The Communication Lab: A Strategy to Improve Self-Concept and Interpersonal Skills
Description
Contains Illustrations, Bibliography
$6.00
ISBN 0-7713-0133-2
Author
Year
Review
Books like this scare me. The aim of the lab is to show children and adolescents how to communicate more effectively and also (unsaid) more intimately. The organization and exercises for conducting the lab are a neat distillation of the Pfeiffer and Jones Handbook of Structured Experiences for Human Relations Training, which is listed in the bibliography. Arrangement of material is under the following headings: purpose, procedure, processing, and our experience — referring to the facilitators’.

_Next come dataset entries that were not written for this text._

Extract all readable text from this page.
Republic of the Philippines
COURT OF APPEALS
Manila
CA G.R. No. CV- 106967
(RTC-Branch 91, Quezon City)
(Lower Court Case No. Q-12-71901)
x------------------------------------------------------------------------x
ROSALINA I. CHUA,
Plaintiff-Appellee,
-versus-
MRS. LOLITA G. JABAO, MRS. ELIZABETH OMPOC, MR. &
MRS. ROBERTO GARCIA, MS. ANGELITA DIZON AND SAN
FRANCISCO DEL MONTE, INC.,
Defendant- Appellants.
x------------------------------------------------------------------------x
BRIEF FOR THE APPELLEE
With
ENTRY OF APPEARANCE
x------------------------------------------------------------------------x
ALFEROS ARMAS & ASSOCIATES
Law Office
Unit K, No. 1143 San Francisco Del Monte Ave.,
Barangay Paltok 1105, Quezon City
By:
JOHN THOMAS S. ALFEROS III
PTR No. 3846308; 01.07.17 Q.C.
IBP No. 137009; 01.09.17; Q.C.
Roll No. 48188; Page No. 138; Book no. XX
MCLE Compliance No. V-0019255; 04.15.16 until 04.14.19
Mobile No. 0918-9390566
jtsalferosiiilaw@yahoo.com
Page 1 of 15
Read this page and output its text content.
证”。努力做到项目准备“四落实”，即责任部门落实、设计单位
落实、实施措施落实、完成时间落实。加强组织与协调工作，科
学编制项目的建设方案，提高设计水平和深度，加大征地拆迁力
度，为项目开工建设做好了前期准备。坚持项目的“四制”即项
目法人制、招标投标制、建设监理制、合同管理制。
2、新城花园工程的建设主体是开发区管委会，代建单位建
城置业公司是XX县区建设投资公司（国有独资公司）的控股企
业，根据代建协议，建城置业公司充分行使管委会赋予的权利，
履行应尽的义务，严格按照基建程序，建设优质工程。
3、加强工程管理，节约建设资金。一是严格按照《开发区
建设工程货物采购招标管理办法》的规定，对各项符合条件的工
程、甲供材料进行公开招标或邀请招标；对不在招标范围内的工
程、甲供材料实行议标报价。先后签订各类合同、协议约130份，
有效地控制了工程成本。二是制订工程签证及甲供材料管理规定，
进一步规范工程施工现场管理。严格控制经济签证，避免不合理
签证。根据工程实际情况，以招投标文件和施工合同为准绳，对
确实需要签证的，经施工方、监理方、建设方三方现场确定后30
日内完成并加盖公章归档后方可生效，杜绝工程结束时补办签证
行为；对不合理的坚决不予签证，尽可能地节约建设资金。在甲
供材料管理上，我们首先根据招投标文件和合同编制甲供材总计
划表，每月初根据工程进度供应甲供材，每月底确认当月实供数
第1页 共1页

Words like “non-threatening,” “safe medium,” and “comfortable” are used; however, not until Chapter X is there any indication of the profound threat, insecurity, and discomfort that these exercises may induce. I have seen adults devastated and in tears over similar exercises given in the context of discovering job skills. Should we then expose children to them in the more ponderous context of communicating? The instruction to “reassure participants that tears are okay” (p.65) is unrealistic and insensitive. Everyone knows that in this society tears are not acceptable among strangers, schoolmates, or office colleagues in the normal course of communication, but are a deep embarrassment. While the aim of the lab may be more effective and appropriate communication, the group chosen from schoolmates is by definition an inappropriate setting for the display of intense emotion.
Before condemning outright this attempt to alleviate alienation and depression in youngsters, we must question the people who have extended the powers of “in loco parentis” and even pressured the school system to do something. Where does the responsibility for children’s emotional and social development really lie? Appropriately or inappropriately, the school system seeks to fill the gap.